Mark Mann is an author and journalist living in Woy Woy, on the Central Coast of NSW. In a former life he lived in London and was a travel writer. His travel books include The Gringo Trail and The Good Alternative Travel Guide. His passions include mountains, skiing, sustainability and soul music. He spends much of his spare time bushwalking in the national parks and forests around Woy Woy, which provided much of the inspiration for The Stone Gate.
on Aug. 12, 2015 :
The Stone Gate is very firmly set in the Young Adult adventure arena. It is, however also more than an exciting book for young adults. It is a look at Global Warming and what we, as a collective planet, are going to do about it.
For this reason, I have marked it down one star, because I felt that at times the constant discussion about what had been done to correct (or not) the path forward for humanity, came across a little like preaching. Now, this isn't to say that the information and the message in this book is not valid. It is! But I would have preferred a little less 'environmental preaching' and more adventure. This is a personal preference thing, and I feel that young adults will probably not feel this way.
That little issue aside, I did enjoy the adventure that Kaya and Jack experienced. I think my favourite was Beth's world, but I liked how the rich aboriginal history was brought into the story. For me, that really was a work of genius.
The pace of the book is spot on for younger readers, there is constant action and information being provided and it will keep those with shorter attention spans interested because of this. The tone is conversational and light with alternating POV chapters from Kaya and Jack. I liked this format because it allowed for a bit broarder a scope when trying to cover all the related topics as the kids went through their adventure.
This also posed some interesting challenges, in terms of how it was written. I didn't really enjoy the first person present tense writing style, but I think I get where Mark was trying to go with it, alas I don't think the choice lived up to its reputation. Using the first person present tense POV, should have given more insight into the characters (especially when they had interchanging chapters to voice their own personalities). Unfortunately, Kaya and Jack fell quite flat for me. Aside from having some pretty strong stereo-types, they didn't seem all that developed.

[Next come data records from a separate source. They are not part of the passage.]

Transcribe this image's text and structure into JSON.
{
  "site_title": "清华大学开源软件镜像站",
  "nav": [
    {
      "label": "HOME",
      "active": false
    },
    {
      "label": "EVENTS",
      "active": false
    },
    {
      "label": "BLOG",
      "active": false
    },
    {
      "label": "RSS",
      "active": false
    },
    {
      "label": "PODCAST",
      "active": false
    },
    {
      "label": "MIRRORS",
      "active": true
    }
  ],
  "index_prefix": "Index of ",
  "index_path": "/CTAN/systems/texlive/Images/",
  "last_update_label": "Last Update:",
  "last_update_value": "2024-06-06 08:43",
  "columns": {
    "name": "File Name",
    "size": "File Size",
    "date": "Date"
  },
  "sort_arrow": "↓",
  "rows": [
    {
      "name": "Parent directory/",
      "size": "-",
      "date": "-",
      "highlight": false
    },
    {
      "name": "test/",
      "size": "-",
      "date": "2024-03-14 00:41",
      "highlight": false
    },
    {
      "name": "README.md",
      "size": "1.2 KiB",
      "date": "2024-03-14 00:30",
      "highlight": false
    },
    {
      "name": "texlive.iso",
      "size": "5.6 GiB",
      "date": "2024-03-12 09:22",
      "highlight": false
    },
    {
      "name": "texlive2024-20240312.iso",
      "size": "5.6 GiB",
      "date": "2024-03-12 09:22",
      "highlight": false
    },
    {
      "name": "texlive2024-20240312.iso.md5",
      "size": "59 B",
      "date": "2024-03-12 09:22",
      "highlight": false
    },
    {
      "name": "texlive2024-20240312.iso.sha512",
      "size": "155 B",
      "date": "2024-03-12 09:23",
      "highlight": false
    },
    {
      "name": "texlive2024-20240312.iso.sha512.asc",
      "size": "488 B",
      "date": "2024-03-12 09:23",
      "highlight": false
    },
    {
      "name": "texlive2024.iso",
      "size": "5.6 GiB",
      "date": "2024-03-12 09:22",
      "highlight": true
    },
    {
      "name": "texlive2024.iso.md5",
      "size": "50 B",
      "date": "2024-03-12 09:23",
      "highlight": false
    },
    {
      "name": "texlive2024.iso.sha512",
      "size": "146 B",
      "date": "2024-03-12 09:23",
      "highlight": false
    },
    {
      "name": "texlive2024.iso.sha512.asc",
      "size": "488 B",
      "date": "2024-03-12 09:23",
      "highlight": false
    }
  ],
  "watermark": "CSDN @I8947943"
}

Kaya was a nature, environmental guru. She watches shows like Bear Grylls and is in tune with nature. Where as Jack is a typical computer nerd-type of character. There is a couple of flashes of personality throughout the book, but it's limited to specific events that the protagonists find themselves and don't come through at other times.
All of that aside, I still enjoyed the book. It was a fast read and entertaining if you can look past the preaching about climate change.
I predict this should be suitable for ages 13 and up, however there are a couple of assaults/sexual references at the start that may cause distress to those sensitive to that type of thing.
(review of free book)
on Oct. 29, 2014 :
Twins Kaya and Jack lived in a small Australian coastal town called Baytown; surrounded by Bay Beach to the east and a forest of thick trees and sandstone cliffs to the west they loved their home town. The night of the full moon when friends Jayden and Debbie along with Kaya and Jack ventured up to the High Plateau was like any other – it was a favourite haunt of the local teens, with the Stone Gate just a strange rock with an opening in the middle. But that night something very weird was happening; the moon seemed to be filling the stone gate with brightness…
As Jack stepped forward to check it out, he grabbed Kaya’s hand; then after a blinding white flash and a strange roaring which filled their ears it was quiet again – what had happened? As they looked around everything seemed the same – the Stone Gate was still there in the clearing – but where were Debbie and Jayden? As they began to explore they realized that the countryside of their home was much the same, but very different. Where was the usual rubbish? Where was the graffiti which was always around? And where was Baytown?
Kaya and Jack’s adventures while they tried to work out where they were and to find food to survive became stranger and more vivid. Their eventual meeting with Aboriginal leader Billy of the Dunjini tribe and subsequent events which continued were fascinating but surreal. But more was to follow. Would Kaya and Jack ever find their way back home? And what was happening to Kaya?
What a brilliant book! I was caught up in the adventures of Kaya and Jack right from the very beginning – the imagination of Aussie author Mark Mann is fantastic. The incorporation of global warming in a fictional way and for a young adult audience is extremely well done and I also enjoyed the author’s notes at the end of the book. With full on action and pace that is electric, I have absolutely no hesitation in recommending The Stone Gate highly, and will be watching for more from this author.
(review of free book)
on Aug. 25, 2014 :
I thoroughly enjoyed reading "The Stone Gate". The adventures that Jack and Kaya faced were extraordinary and quite nail-biting. I was on the edge of my seat worrying about them! And with a lesson on global warming mixed in, I'd say this book is a YA winner! I hope it gets the attention it deserves!